I’m not Trump’s ‘servile puppy dog,’ says Ted Cruz

  • Yashwant Raj, Hindustan Times, Cleveland, Ohio
  • Updated: Jul 21, 2016 22:19 IST
Former Republican US presidential candidate Senator Ted Cruz speaks during the third night of the Republican National Convention in Cleveland, Ohio, US July 20, 2016. (Reuters Photo)

It was supposed to be Mike Pence’s big night at the convention on Wednesday, but Ted Cruz stole it from him with a stunning speech urging Republicans to vote with their “conscience”.

The senator from Texas refused to endorse Donald Trump, the nominee, and was widely seen as making a case for himself for another run for the presidential nomination in 2020.

“Vote your conscience,” Cruz said, winding up his speech. “Vote for candidates up and down the ticket who you trust to defend our freedom and to be faithful to the Constitution.”

He did congratulate Trump for “winning the nomination last night”earlier in the speech, but did not endorse him or offer words of support that Trump supporters were expecting him to.

Cruz left the stage amid catcalls and booing and his wife Heidi Cruz, who was in the audience, was escorted away by security from angry Trump supporters heckling her.

“Wow, Ted Cruz got booed off the stage, didn't honor the pledge! I saw his speech two hours early but let him speak anyway. No big deal!’ Trump said in a tweet shortly.

But Cruz had made his point, wrecking the night for Trump and his running mate, Indiana governor Pence, who would have expected to dominate headlines with his acceptance speech.

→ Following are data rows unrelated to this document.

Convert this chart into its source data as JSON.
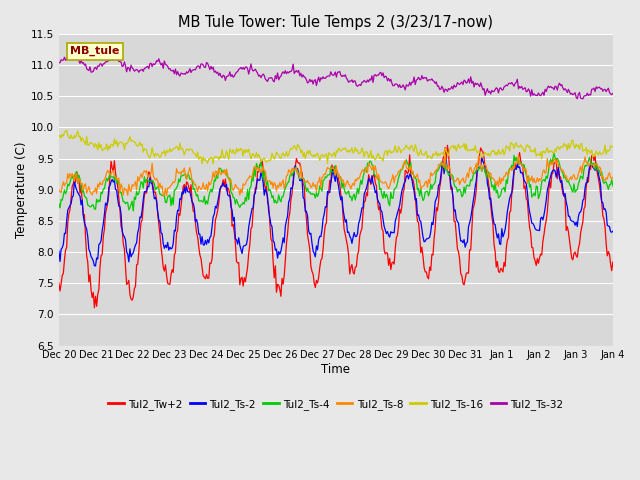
{
  "title": "MB Tule Tower: Tule Temps 2 (3/23/17-now)",
  "xlabel": "Time",
  "ylabel": "Temperature (C)",
  "ylim": [
    6.5,
    11.5
  ],
  "yticks": [
    6.5,
    7.0,
    7.5,
    8.0,
    8.5,
    9.0,
    9.5,
    10.0,
    10.5,
    11.0,
    11.5
  ],
  "fig_bg_color": "#e8e8e8",
  "plot_bg_color": "#d8d8d8",
  "legend_label": "MB_tule",
  "series_colors": {
    "Tul2_Tw+2": "#ff0000",
    "Tul2_Ts-2": "#0000ff",
    "Tul2_Ts-4": "#00cc00",
    "Tul2_Ts-8": "#ff8800",
    "Tul2_Ts-16": "#cccc00",
    "Tul2_Ts-32": "#aa00aa"
  },
  "x_tick_labels": [
    "Dec 20",
    "Dec 21",
    "Dec 22",
    "Dec 23",
    "Dec 24",
    "Dec 25",
    "Dec 26",
    "Dec 27",
    "Dec 28",
    "Dec 29",
    "Dec 30",
    "Dec 31",
    "Jan 1",
    "Jan 2",
    "Jan 3",
    "Jan 4"
  ],
  "n_points": 500,
  "days": 15
}
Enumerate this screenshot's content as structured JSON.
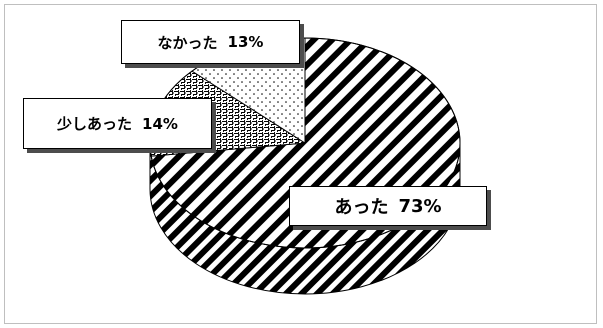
{
  "chart_data": {
    "type": "pie",
    "title": "",
    "slices": [
      {
        "label": "あった",
        "value": 73,
        "value_label": "73%",
        "pattern": "diagonal-stripes"
      },
      {
        "label": "少しあった",
        "value": 14,
        "value_label": "14%",
        "pattern": "lattice"
      },
      {
        "label": "なかった",
        "value": 13,
        "value_label": "13%",
        "pattern": "dots"
      }
    ],
    "style": "3d-tilted",
    "legend": "none",
    "colors": {
      "ink": "#000000",
      "paper": "#ffffff",
      "shadow": "#4d4d4d"
    }
  }
}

Cruz later defended his decision, saying he was not Trump’s “servile puppy dog”. Trump had, during the primary battles, insulted Heidi for her physical appearance and suggested his father was linked to late president John F Kennedy’s assassin.

“I am not in the habit of supporting people who attack my wife and attack my father,” Cruz told a meeting in Cleveland on Thursday.

The Trump campaign had indeed previewed Cruz’s prepared speech, which was released under embargoed-until-delivered conditions shortly before the senator took the stage.

But there were expectations Cruz could go beyond the speech and “suggest”or indicate, according to multiple reports, his support for Trump, if not endorse him.

Cruz did neither. He said, “We deserve leaders who stand for principle. Unite us all behind shared values. Cast aside anger for love. That is the standard we should expect, from everybody.” The first-time Texas senator was the last serious challenger to drop out of the race for the Republican nomination after a bitterly contested battle with the front-runner, Trump.

The real estate magnate had alleged, without any evidence, that Cruz’s father, a Cuban immigrant, was part of the conspiracy to assassinate Kennedy.

And he had re-tweeted a post from a supporter that used an unflattering picture of Heidi alongside that of a glamorous Melania Trump to make an obvious, but uncharitable, point.

After exiting the race, Cruz joined other erstwhile rivals who refused to endorse Trump such as Jeb Bush and John Kasich, both of whom are still holding out.

Many prominent Republicans have continued to refuse to back Trump, who will accept the nomination on Thursday, exposing persisting fissures in the party even at the convention.

At a roll-call of delegates to elect the nominee on Tuesday, more than 700 votes went to candidates other than Trump in a manifestation of dissent considered unparalleled in the party’s recent history.

But some Trump supporters expect the nominee to rally the party around his candidacy between now and the elections, a few weeks from now in November.

Subba Polla, an Indian American from Virginia who is here with his state’s delegation, said, “Trump has begun getting support from all sections of the party and will continue to do so.”

Craig Dunn, a delegate from Pence’s home state Indiana, said, “Don’t let empty stands (at the convention venue) fool you — Trump’s support is deep and wide, as you will see.”

Trump skeptics have cited empty stands at the venue, a sporting arena in Cleveland, as proof of the nominee’s continued lack of support among sections of the party.